06 May 2016

Reuben Abati: The Cost of National Depression

“I hear the World Bank says Nigeria is now the worst place to do business in the entire world.”
“ I don’t believe it.”
“I also hear that of the 15 fastest growing economies in Africa, Nigeria is no longer on the list.”
“ I say I don’t believe that. And stop hearing bad things.”
“We are not even in the top 10 of the World Top 10 oil producers anymore. Yet, we used to be No. 6.”
“ I still don’t believe that.”
“Inflation is now 13.2%, or well may be 12.8%.”
“Story”
“If you go to the market with N400 to buy pepper, that amount can’t get you enough pepper to fry two eggs.”
“Stop eating eggs. Too much cholesterol is bad for your health.”
“Moody’s has also just downgraded Nigeria in its ratings for end of March 2016.”
“Moody’s?”
“Yes. It is a credit and investment ratings corporation.”
“It is called Moody? What do you expect, then, other than a moody report?”
“Our rating by Standard and Poor’s is also negative.”
“I see. Standard and Poor’s giving a poor rating. So?”
“We are talking serious economics, not word play”
“I hear you”
“Even Fitch says our economy is in the negative.”
“Let them all keep fishing for negative information, I say I don’t believe it”
“And as it is, it looks like Nigerians have adjusted themselves to the reality of paying as much as N200 per litre for fuel?”
“In your village? In our own town, fuel is just N140 per litre.”
“And you think that is okay? At a time the spot price of crude oil is dropping internationally?”
“Stop reading those foreign reports. Stop feeding into the Afro-pessimism narrative.”

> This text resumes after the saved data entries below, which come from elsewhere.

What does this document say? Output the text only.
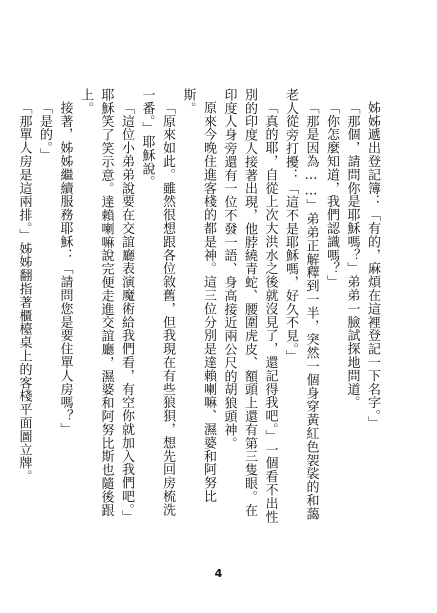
姊姊遞出登記簿：「有的，麻煩在這裡登記一下名字。」

「那個，請問你是耶穌嗎？」弟弟一臉試探地問道。

「你怎麼知道，我們認識嗎？」

「那是因為……」弟弟正解釋到一半，突然一個身穿黃紅色袈裟的和藹老人從旁打擾：「這不是耶穌嗎，好久不見。」

「真的耶，自從上次大洪水之後就沒見了，還記得我吧。」一個看不出性別的印度人接著出現，他脖繞青蛇、腰圍虎皮、額頭上還有第三隻眼。在印度人身旁還有一位不發一語、身高接近兩公尺的胡狼頭神。

原來今晚住進客棧的都是神。這三位分別是達賴喇嘛、濕婆和阿努比斯。

「原來如此。雖然很想跟各位敘舊，但我現在有些狼狽，想先回房梳洗一番。」耶穌說。

「這位小弟弟說要在交誼廳表演魔術給我們看，有空你就加入我們吧。」耶穌笑了笑示意。達賴喇嘛說完便走進交誼廳，濕婆和阿努比斯也隨後跟上。

接著，姊姊繼續服務耶穌：「請問您是要住單人房嗎？」

「是的。」

「那單人房是這兩排。」姊姊翻指著櫃檯桌上的客棧平面圖立牌。

4
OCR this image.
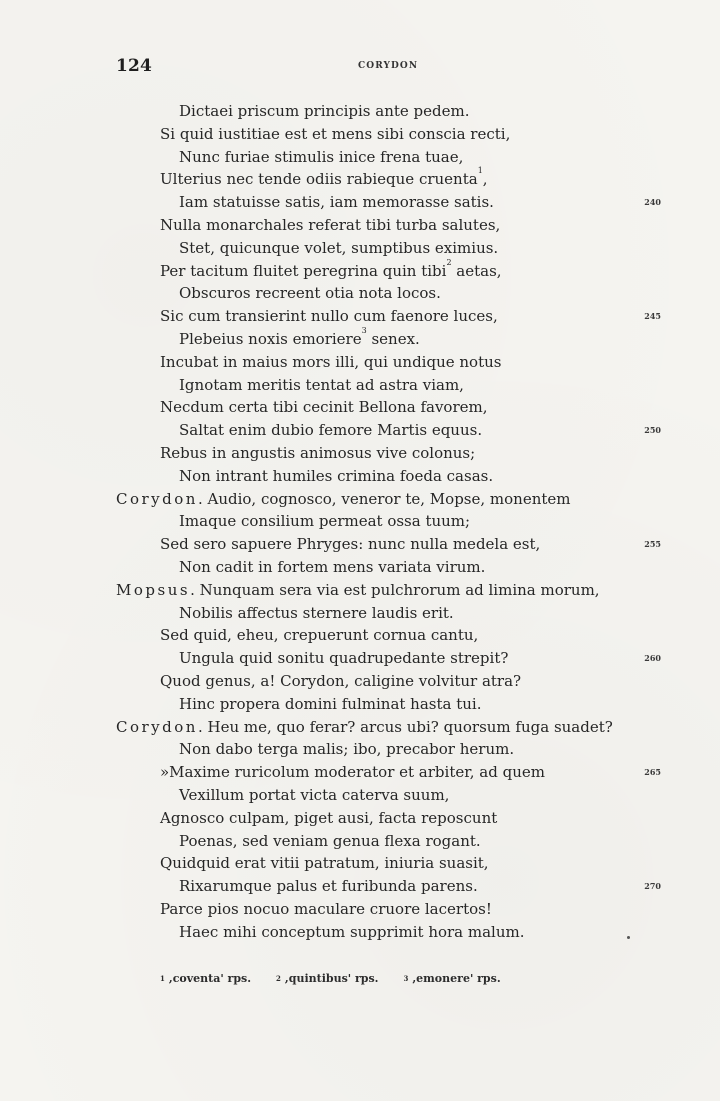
124	CORYDON
Dictaei priscum principis ante pedem.
Si quid iustitiae est et mens sibi conscia recti,
Nunc furiae stimulis inice frena tuae,
Ulterius nec tende odiis rabieque cruenta$^1$,
Iam statuisse satis, iam memorasse satis.	240
Nulla monarchales referat tibi turba salutes,
Stet, quicunque volet, sumptibus eximius.
Per tacitum fluitet peregrina quin tibi$^2$ aetas,
Obscuros recreent otia nota locos.
Sic cum transierint nullo cum faenore luces,	245
Plebeius noxis emoriere$^3$ senex.
Incubat in maius mors illi, qui undique notus
Ignotam meritis tentat ad astra viam,
Necdum certa tibi cecinit Bellona favorem,
Saltat enim dubio femore Martis equus.	250
Rebus in angustis animosus vive colonus;
Non intrant humiles crimina foeda casas.
Corydon. Audio, cognosco, veneror te, Mopse, monentem
Imaque consilium permeat ossa tuum;
Sed sero sapuere Phryges: nunc nulla medela est,	255
Non cadit in fortem mens variata virum.
Mopsus. Nunquam sera via est pulchrorum ad limina morum,
Nobilis affectus sternere laudis erit.
Sed quid, eheu, crepuerunt cornua cantu,
Ungula quid sonitu quadrupedante strepit?	260
Quod genus, a! Corydon, caligine volvitur atra?
Hinc propera domini fulminat hasta tui.
Corydon. Heu me, quo ferar? arcus ubi? quorsum fuga suadet?
Non dabo terga malis; ibo, precabor herum.
»Maxime ruricolum moderator et arbiter, ad quem	265
Vexillum portat victa caterva suum,
Agnosco culpam, piget ausi, facta reposcunt
Poenas, sed veniam genua flexa rogant.
Quidquid erat vitii patratum, iniuria suasit,
Rixarumque palus et furibunda parens.	270
Parce pios nocuo maculare cruore lacertos!
Haec mihi conceptum supprimit hora malum.
1 ,coventa' rps.	2 ,quintibus' rps.	3 ,emonere' rps.
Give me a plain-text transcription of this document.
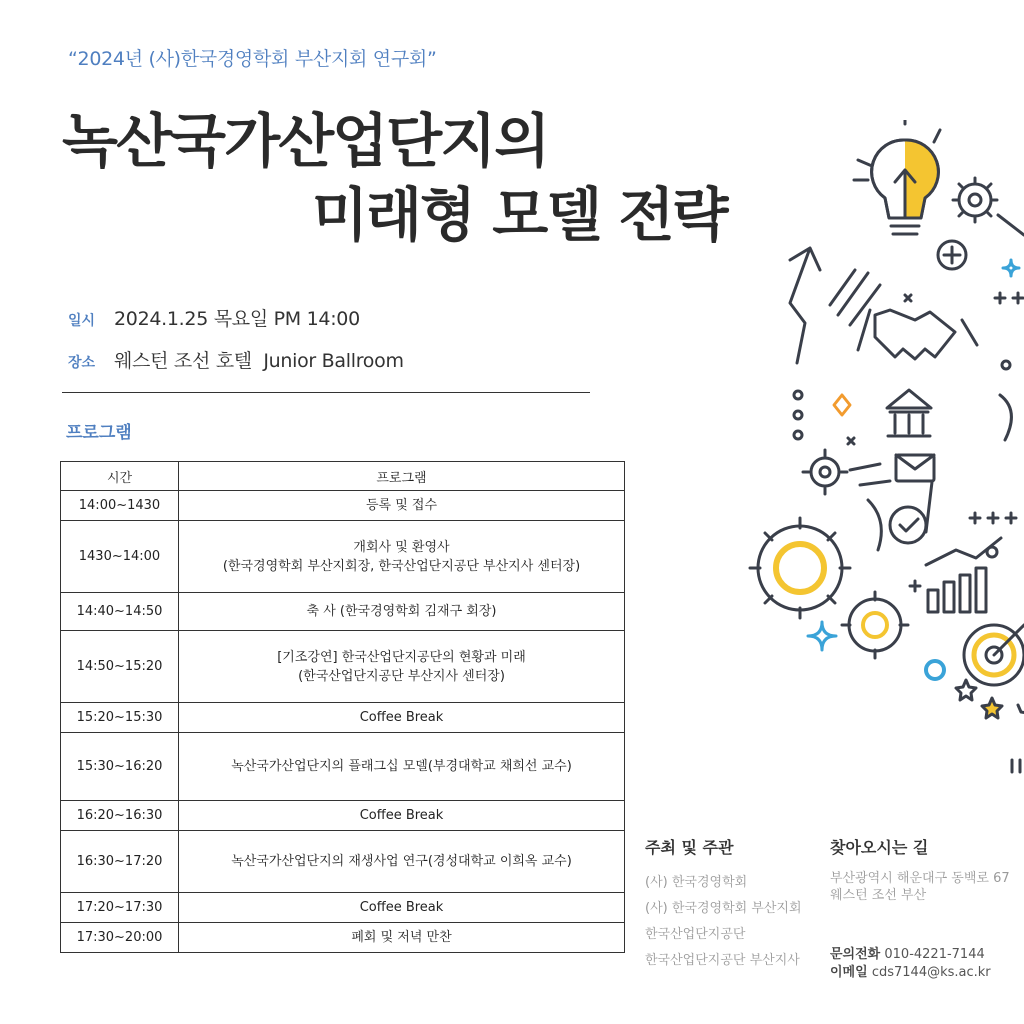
“2024년 (사)한국경영학회 부산지회 연구회”
녹산국가산업단지의
미래형 모델 전략
일시 2024.1.25 목요일 PM 14:00
장소 웨스턴 조선 호텔  Junior Ballroom
프로그램
시간	프로그램
14:00~1430	등록 및 접수

1430~14:00	개회사 및 환영사
(한국경영학회 부산지회장, 한국산업단지공단 부산지사 센터장)

14:40~14:50	축 사 (한국경영학회 김재구 회장)

14:50~15:20	[기조강연] 한국산업단지공단의 현황과 미래
(한국산업단지공단 부산지사 센터장)

15:20~15:30	Coffee Break

15:30~16:20	녹산국가산업단지의 플래그십 모델(부경대학교 채희선 교수)

16:20~16:30	Coffee Break

16:30~17:20	녹산국가산업단지의 재생사업 연구(경성대학교 이희옥 교수)

17:20~17:30	Coffee Break

17:30~20:00	폐회 및 저녁 만찬
주최 및 주관
(사) 한국경영학회
(사) 한국경영학회 부산지회
한국산업단지공단
한국산업단지공단 부산지사
찾아오시는 길
부산광역시 해운대구 동백로 67
웨스턴 조선 부산
문의전화 010-4221-7144
이메일 cds7144@ks.ac.kr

“You don’t believe this. You don’t believe that. Everybody is saying a hell-hole has appeared, and you are insisting you don’t believe it.”
“Sorry.”
“The Nigerian Bureau of Statistics has also reported that foreign investments inflow into Nigeria is down by73.79%, the least in 9 years, and total capital importation has fallen by 89.13%. GDP growth is the lowest in 9 years.”
“Hold on, one second… Now listen to me in Minister Kemi Adeosun’s voice: we are implementing a planned economy here, dum-b-hea-d”
“The kind of phone calls I receive these days. All artisans that I know have been calling me to ask if I have a job for them. The electrician called yesterday to ask if my air conditioners were not giving problems. I said No. He said what of the television sets? I said they were all working. He even asked whether Madam has not complained about any appliance in the kitchen.”
“That is a potential burglar, staking out territory.”
“Shortly after he dropped the phone, the mechanic also called to ask if the car was alright. I said yes. He asked if I was not hearing any unusual sound. I said No.”
“Your mechanic is stalking your car. What is that? Call the police.”
“But don’t you understand? There are no jobs in town.”
“Who is saying so?”
“I am, based on the evidence of my eyes and what I have been hearing.”
“And you have not heard that the Federal Government has launched a plan to create 1, 000 jobs per week by getting people to become masquerade dressers?”
“Masquerades?”
“Yes. Those masquerades that need 100 people to dress them; and another 100 to undress them. If every Nigerian community organizes a masquerade festival every week, all this nonsense about people not having jobs will end. It is the most profound official contribution to this unemployment narrative so far.”
“You just like to trivialize things.”
“How, it is simple economics. Imagine the number of tailors that will also be engaged.”
“You can’t be serious.”
“I am. Your electrician and mechanic will be better off joining the masquerade gang of Nigeria.”
“Who is proposing this?”
“ I don’t mention names, please. It is the idea that matters.”
“But come to think of it, I see some sense. We are actually a nation of masquerades. Masquerades in high and low places; masquerades behaving like ancestors when they are actually mere mortals.”
“It is the day motor jam masquerade that you will know he is a human being. Even the whole economy has become a masquerade.”